All of the aforementioned configurations can be created using the header parameter, which has been designed for this specific purpose. However, it is the responsibility of the user to ensure that the resulting CSV response is correct and in the correct format.
Sorting limitations
In accordance with the established parameters, a maximum of three columns may be designated as sortable for the purpose of optimizing performance. During the process of data search, the identifierColumn
and the specified sortable columns may be utilized for sorting, however, in each request, only one or two of the aforementioned columns are permitted.
To illustrate, consider a dataset comprising the columns A
, B
, C
, and D
, with the sortable columns being A
, B
, and C
. The valid sorting combinations are thus (A)
, (A, B)
, (B, A)
, (identifierColumn, A)
or (C, identifierColumn)
. Incorrect combinations would include (A, D)
, (identifierColumn, D)
, (identifierColumn, A, B)
and (A, B, C)
.
Limit specification
The manner in which a response is formulated, the specifications pertaining to pagination, and the subsequent behaviour can vary contingent on the aforementioned factors.
JSON
response: In the event that the limit field is not defined, the default values defined in the configuration will be applied. Should a value have been defined, it will be validated against the configuration values.CSV
response: In the event that the limit field is not defined within the request body, this signifies that the intention is to retrieve the entirety of the CSV data. Conversely, if the Limit field is defined but incomplete, an error will be returned, indicating that all fields must be correctly determined.

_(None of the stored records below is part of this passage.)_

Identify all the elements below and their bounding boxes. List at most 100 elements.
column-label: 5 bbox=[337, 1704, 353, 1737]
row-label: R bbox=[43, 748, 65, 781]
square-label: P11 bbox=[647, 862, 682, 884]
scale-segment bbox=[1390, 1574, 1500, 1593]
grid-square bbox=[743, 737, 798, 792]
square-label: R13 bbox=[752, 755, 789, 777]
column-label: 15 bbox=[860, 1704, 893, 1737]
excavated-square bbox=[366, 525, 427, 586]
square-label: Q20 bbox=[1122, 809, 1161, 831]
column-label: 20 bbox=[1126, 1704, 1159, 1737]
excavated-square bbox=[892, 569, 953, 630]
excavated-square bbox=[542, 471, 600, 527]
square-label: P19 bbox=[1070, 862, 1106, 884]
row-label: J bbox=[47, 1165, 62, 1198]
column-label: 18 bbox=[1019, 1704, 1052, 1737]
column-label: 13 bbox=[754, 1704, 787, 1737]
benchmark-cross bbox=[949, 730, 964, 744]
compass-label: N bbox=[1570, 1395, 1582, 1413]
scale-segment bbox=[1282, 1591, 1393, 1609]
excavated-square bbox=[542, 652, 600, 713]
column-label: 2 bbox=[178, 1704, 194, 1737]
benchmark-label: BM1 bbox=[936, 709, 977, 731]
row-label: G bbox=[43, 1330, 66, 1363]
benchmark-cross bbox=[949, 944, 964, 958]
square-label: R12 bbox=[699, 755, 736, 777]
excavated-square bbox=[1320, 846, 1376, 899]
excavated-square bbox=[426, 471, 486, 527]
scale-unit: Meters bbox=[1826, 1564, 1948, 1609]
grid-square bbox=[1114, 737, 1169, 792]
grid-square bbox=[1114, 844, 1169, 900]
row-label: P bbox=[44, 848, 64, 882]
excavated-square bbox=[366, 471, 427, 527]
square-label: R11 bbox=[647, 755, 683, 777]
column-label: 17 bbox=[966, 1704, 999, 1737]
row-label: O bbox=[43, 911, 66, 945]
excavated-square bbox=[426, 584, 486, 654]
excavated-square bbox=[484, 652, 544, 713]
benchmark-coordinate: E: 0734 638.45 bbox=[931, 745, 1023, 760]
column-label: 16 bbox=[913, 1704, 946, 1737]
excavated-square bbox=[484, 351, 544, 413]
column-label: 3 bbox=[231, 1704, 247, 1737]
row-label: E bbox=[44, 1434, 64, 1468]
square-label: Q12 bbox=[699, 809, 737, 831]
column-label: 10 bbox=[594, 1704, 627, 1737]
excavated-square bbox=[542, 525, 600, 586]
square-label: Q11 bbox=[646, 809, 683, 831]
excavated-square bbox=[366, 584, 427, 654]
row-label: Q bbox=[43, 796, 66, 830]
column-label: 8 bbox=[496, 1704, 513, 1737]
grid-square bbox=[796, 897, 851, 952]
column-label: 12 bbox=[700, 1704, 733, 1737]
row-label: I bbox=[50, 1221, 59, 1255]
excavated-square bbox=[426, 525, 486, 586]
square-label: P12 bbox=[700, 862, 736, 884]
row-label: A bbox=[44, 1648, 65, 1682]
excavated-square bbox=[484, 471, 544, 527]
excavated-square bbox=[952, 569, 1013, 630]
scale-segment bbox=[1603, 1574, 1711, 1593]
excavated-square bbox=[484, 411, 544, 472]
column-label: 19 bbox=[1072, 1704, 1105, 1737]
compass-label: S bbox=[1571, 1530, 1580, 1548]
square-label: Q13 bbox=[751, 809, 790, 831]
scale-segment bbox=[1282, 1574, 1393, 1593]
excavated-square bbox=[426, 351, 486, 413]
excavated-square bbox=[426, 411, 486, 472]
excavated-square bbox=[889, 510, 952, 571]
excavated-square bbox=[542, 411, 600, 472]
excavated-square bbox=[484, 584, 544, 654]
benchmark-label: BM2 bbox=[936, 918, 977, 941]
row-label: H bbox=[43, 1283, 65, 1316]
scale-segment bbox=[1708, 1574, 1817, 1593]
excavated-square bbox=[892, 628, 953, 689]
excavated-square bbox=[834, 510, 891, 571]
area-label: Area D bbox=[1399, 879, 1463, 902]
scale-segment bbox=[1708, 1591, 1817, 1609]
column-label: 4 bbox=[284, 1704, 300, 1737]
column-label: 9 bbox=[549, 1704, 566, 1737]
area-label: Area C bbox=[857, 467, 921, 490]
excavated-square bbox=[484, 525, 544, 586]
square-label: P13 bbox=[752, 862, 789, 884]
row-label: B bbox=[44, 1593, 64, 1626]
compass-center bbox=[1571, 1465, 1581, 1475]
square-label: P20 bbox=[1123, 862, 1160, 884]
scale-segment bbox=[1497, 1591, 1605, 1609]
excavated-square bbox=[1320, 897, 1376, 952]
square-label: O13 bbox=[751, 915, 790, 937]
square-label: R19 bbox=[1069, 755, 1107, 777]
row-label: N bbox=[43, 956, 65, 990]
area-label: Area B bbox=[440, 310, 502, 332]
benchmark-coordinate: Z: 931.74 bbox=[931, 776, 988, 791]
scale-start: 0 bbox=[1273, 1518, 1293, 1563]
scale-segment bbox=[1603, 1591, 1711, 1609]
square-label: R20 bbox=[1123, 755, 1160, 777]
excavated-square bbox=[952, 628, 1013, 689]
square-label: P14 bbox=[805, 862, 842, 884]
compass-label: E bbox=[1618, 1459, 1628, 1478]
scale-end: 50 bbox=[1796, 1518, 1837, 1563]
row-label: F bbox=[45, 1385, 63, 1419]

It is inadvisable to query for complete data, as this can be a time-consuming process. This option should therefore be used with caution.
Example reading collected data in CSV format
The following code example illustrates the utilisation of the limit
sub-document within the JSON structure employed for data retrieval.
{
"filter": {},
"limit": {
"size": 500,
"start": 1
}
}
In the following case, the complete data set will be retrieved.
{
"filter": {}
}
This is an example of an invalid query in CSV format.
{
"filter": {},
"limit": {}
}
Getting the organization’s datasets list
A maximum of fourteen columns may be designated as filterable, while a maximum of three may be designated as sortable.